What can you do without Prithvi Brand Callowmilk? Nothing.

[Stock footage of Venus beaches, palms waving like vacation posters under a brilliant sun.]

Hand-harvested on the lush, scarlet shores of Venus, the most precious bounty of the universe arrives at every supper table courtesy of your friends at Prithvi Deep-Sea Holdings Incorporated.

[Shot of a thick mahogany table groaning with an array of PDSH products: glass pitchers of foamy callowmilk, porcelain dishes of callowbutter, china bowls of ice cream, rinds of callowcheese enrobed in gleaming wax.

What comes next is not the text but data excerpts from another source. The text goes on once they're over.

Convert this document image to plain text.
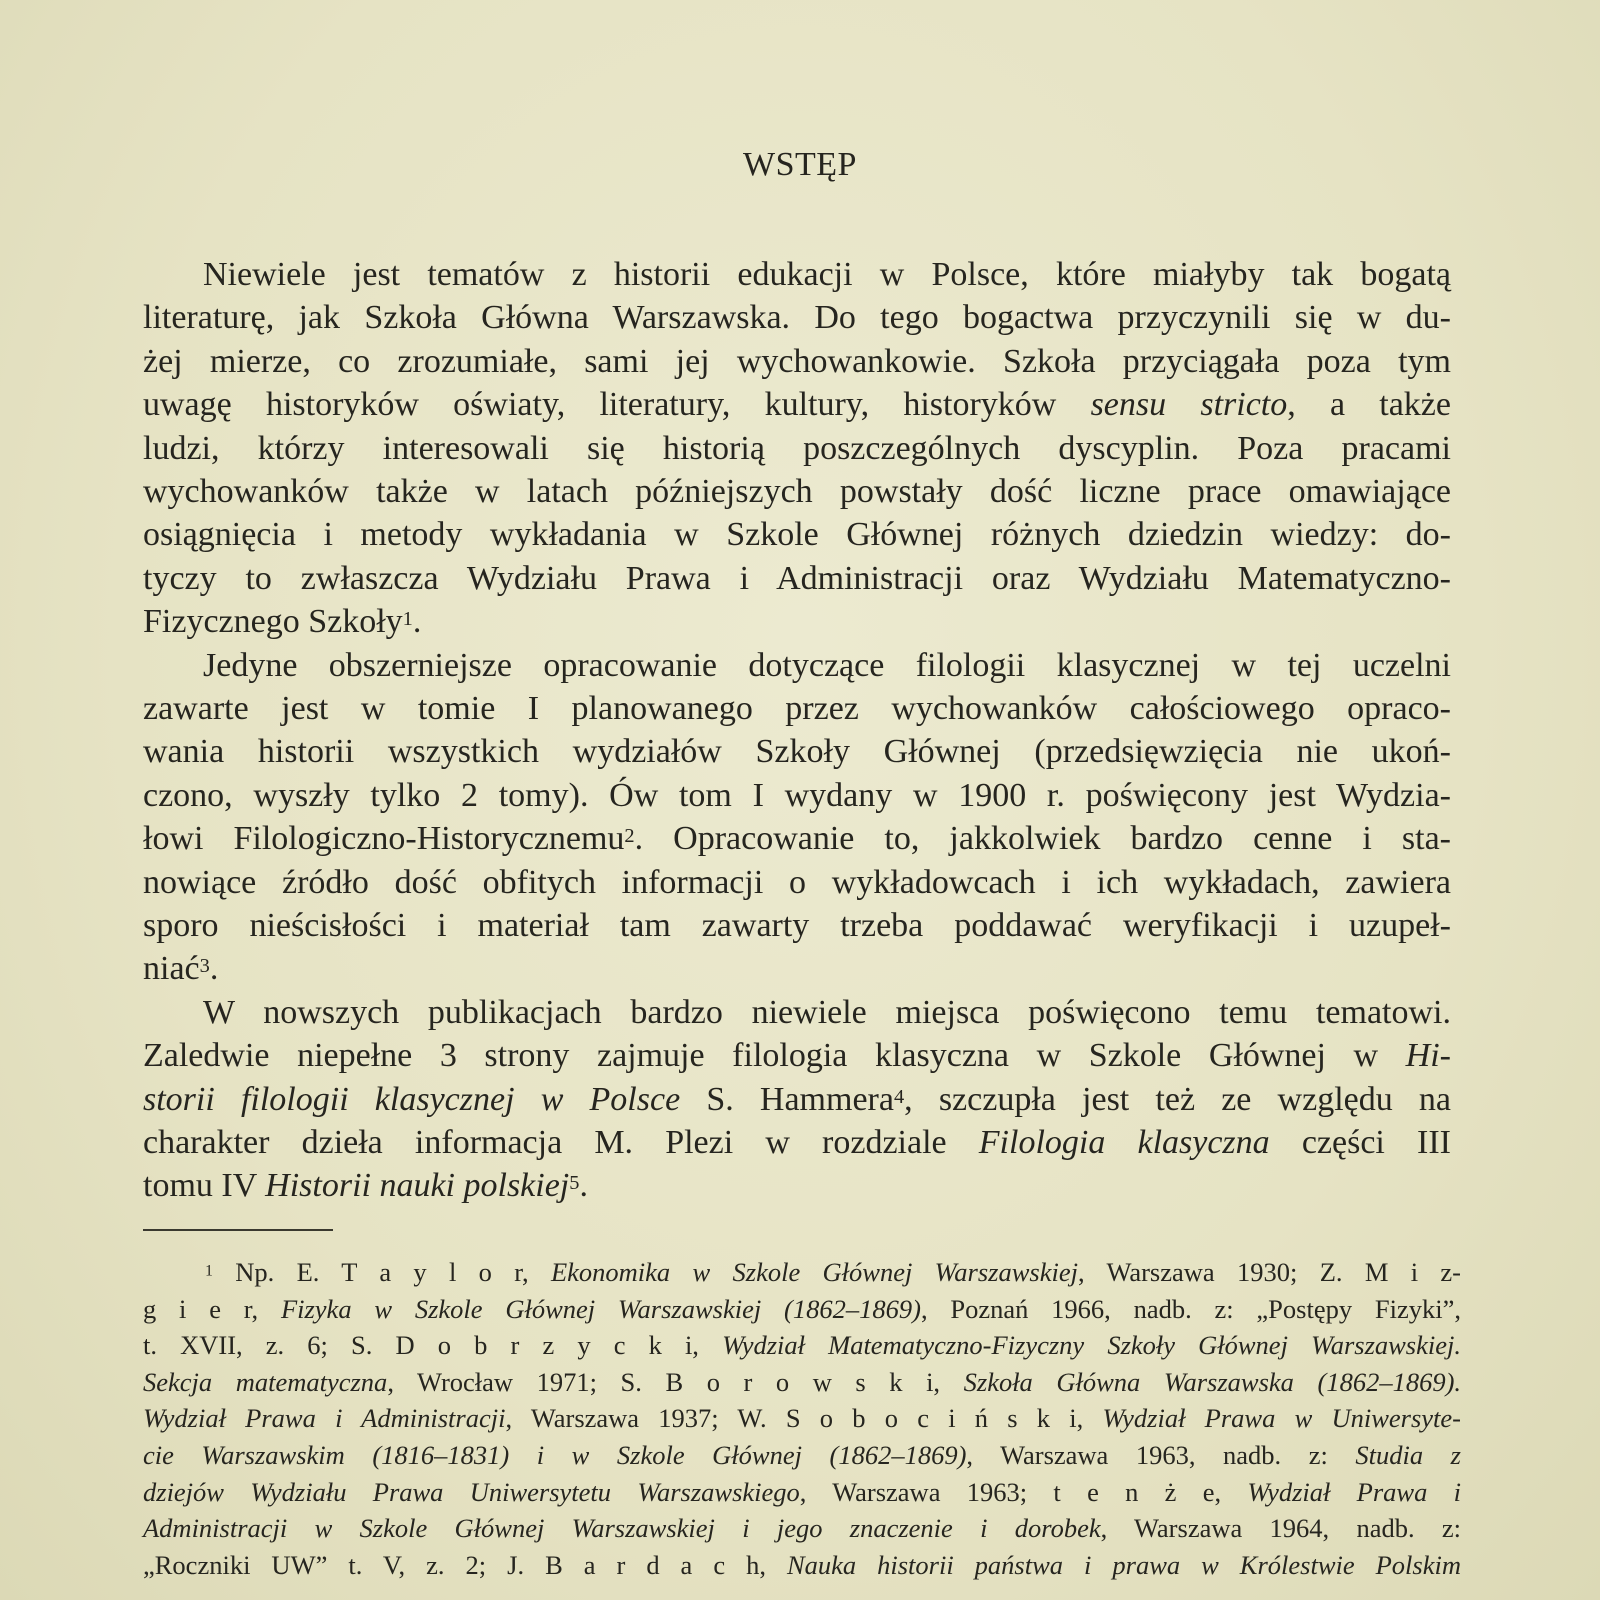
WSTĘP
Niewiele jest tematów z historii edukacji w Polsce, które miałyby tak bogatą
literaturę, jak Szkoła Główna Warszawska. Do tego bogactwa przyczynili się w du-
żej mierze, co zrozumiałe, sami jej wychowankowie. Szkoła przyciągała poza tym
uwagę historyków oświaty, literatury, kultury, historyków sensu stricto, a także
ludzi, którzy interesowali się historią poszczególnych dyscyplin. Poza pracami
wychowanków także w latach późniejszych powstały dość liczne prace omawiające
osiągnięcia i metody wykładania w Szkole Głównej różnych dziedzin wiedzy: do-
tyczy to zwłaszcza Wydziału Prawa i Administracji oraz Wydziału Matematyczno-
Fizycznego Szkoły$^1$.
Jedyne obszerniejsze opracowanie dotyczące filologii klasycznej w tej uczelni
zawarte jest w tomie I planowanego przez wychowanków całościowego opraco-
wania historii wszystkich wydziałów Szkoły Głównej (przedsięwzięcia nie ukoń-
czono, wyszły tylko 2 tomy). Ów tom I wydany w 1900 r. poświęcony jest Wydzia-
łowi Filologiczno-Historycznemu$^2$. Opracowanie to, jakkolwiek bardzo cenne i sta-
nowiące źródło dość obfitych informacji o wykładowcach i ich wykładach, zawiera
sporo nieścisłości i materiał tam zawarty trzeba poddawać weryfikacji i uzupeł-
niać$^3$.
W nowszych publikacjach bardzo niewiele miejsca poświęcono temu tematowi.
Zaledwie niepełne 3 strony zajmuje filologia klasyczna w Szkole Głównej w Hi-
storii filologii klasycznej w Polsce S. Hammera$^4$, szczupła jest też ze względu na
charakter dzieła informacja M. Plezi w rozdziale Filologia klasyczna części III
tomu IV Historii nauki polskiej$^5$.
$^1$ Np. E. T a y l o r, Ekonomika w Szkole Głównej Warszawskiej, Warszawa 1930; Z. M i z-
g i e r, Fizyka w Szkole Głównej Warszawskiej (1862–1869), Poznań 1966, nadb. z: „Postępy Fizyki”,
t. XVII, z. 6; S. D o b r z y c k i, Wydział Matematyczno-Fizyczny Szkoły Głównej Warszawskiej.
Sekcja matematyczna, Wrocław 1971; S. B o r o w s k i, Szkoła Główna Warszawska (1862–1869).
Wydział Prawa i Administracji, Warszawa 1937; W. S o b o c i ń s k i, Wydział Prawa w Uniwersyte-
cie Warszawskim (1816–1831) i w Szkole Głównej (1862–1869), Warszawa 1963, nadb. z: Studia z
dziejów Wydziału Prawa Uniwersytetu Warszawskiego, Warszawa 1963; t e n ż e, Wydział Prawa i
Administracji w Szkole Głównej Warszawskiej i jego znaczenie i dorobek, Warszawa 1964, nadb. z:
„Roczniki UW” t. V, z. 2; J. B a r d a c h, Nauka historii państwa i prawa w Królestwie Polskim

A happy, portly family greets each other at the evening meal, all smiles after a long day of honest labour. They join hands to say grace. Transition to another family, this time on Venus, in a traditional cacao-wood hut, divers' helmets visible in the background. The same PDSH largesse blesses this table, the same contented smiles, the same bright-eyed, attractive children.]

Our divers, carefully selected for their strength and daring, begin by seeking out the most majestic and fertile of the great callowhales in the furthest deeps of the Sea of Qadesh. They tirelessly search out the fattest fishies with the richest colours and the longest fronds, heavy with the sweetest milk available. Like knights tangling with the dragons of old, Prithvi divers pierce the most promising balloons with their gleaming spiles, draining that exquisite cream into instant-sealing amphorae, locking in freshness so that not a whiff of vapour is lost.

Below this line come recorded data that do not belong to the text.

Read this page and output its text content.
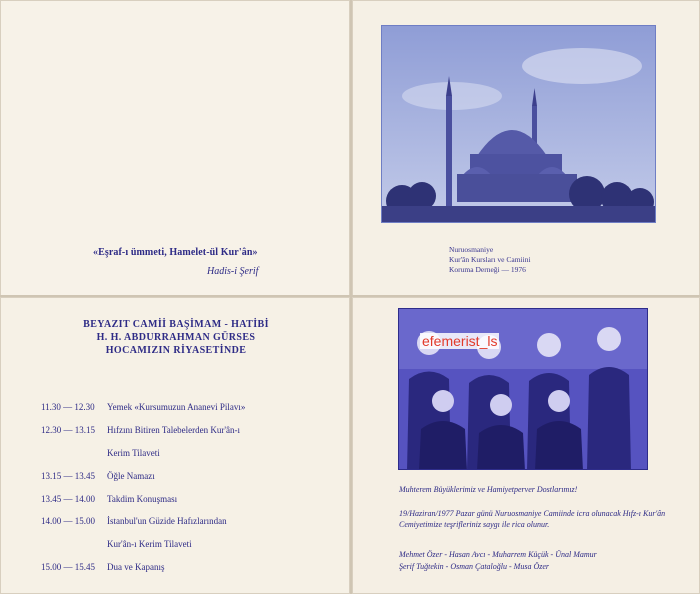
«Eşraf-ı ümmeti, Hamelet-ül Kur'ân»
Hadis-i Şerif
Nuruosmaniye
Kur'ân Kursları ve Camiini
Koruma Derneği — 1976
BEYAZIT CAMİİ BAŞİMAM - HATİBİ
H. H. ABDURRAHMAN GÜRSES
HOCAMIZIN RİYASETİNDE
11.30 — 12.30 Yemek «Kursumuzun Ananevi Pilavı»
12.30 — 13.15 Hıfzını Bitiren Talebelerden Kur'ân-ı
Kerim Tilaveti
13.15 — 13.45 Öğle Namazı
13.45 — 14.00 Takdim Konuşması
14.00 — 15.00 İstanbul'un Güzide Hafızlarından
Kur'ân-ı Kerim Tilaveti
15.00 — 15.45 Dua ve Kapanış
Muhterem Büyüklerimiz ve Hamiyetperver Dostlarımız!
19/Haziran/1977 Pazar günü Nuruosmaniye Camiinde icra olunacak Hıfz-ı Kur'ân Cemiyetimize teşrifleriniz saygı ile rica olunur.
Mehmet Özer - Hasan Avcı - Muharrem Küçük - Ünal Mamur
Şerif Tuğtekin - Osman Çataloğlu - Musa Özer
efemerist_ls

[A diver in a finned copper helmet battles the immense, seaweed-like fronds of a callowhale. The perilous electrified ferns fall all around her like a forest, like Sleeping Beauty's briars, until she thrusts her spile into a greenish gas bladder as if tapping into a maple tree to catch the syrup.]

Don't worry, kids! The whales don't feel a thing, any more than you do when a strand of your hair falls out and wafts away on the wind. Once the milk arrives on shore, it enters our clean and modern processing stations.

[Footage of assembly lines and bottling machines; workers smile and wave at the camera.]

Prithvi Holdings cares about sustainability. Our facilities are wholly integrated with Venusian village life, providing safe, reliable employment and a number of enrichment programs that make life on Venus a breeze. Happy workers make premium products!

Take young master Willem Greenaway.

[A fresh-faced young man with wide-set eyes shakes hands with the foreman of the Hedylogos sector plant. The boy wears a Sunday suit. He is well fed and tall, with excellent posture.]

Only sixteen and already possessed of a lifetime of applicable skills! When his tour on Venus is finished, he will be able to choose his homestead from any planet or moon—and, no doubt, his wife from any of the solar system's most eligible ladies.

[Willem's steely, stalwart stare takes in the crashing Sea of Qadesh, the massive callowhales floating like islands offshore.]

Yes, his work is dangerous, but young Willem knows that without his service and the devotion of everyone at Prithvi, from the lowest milkmaid to the fleet-fingered shipping agent to every last shareholder, there could be no saloons on Mars, no cruises on Neptune, no movies on the Moon. Willem Greenaway and those like him are truly the backbone of all the worlds. And Prithvi makes it possible.

[A young, buxom mother with well-muscled arms sets a platter of pint jars brimming with milk in front of her crowd of five ruddy-cheeked children. She holds the dish before her ample breasts—a wonderful substitute and improvement on their bounty—and smiles beatifically, the vision of responsible motherhood.]

And now, Prithvi Brand Concentrated Callowmilk has a new, better-tasting formula!

[The children, all taller than average and without blemishes or birthmarks, clamour for their mother's milk. She gives them what they want and settles into a hickory rocking chair with her newborn—and a bottle of Prithvi Brand Callowrich Infant Formula.]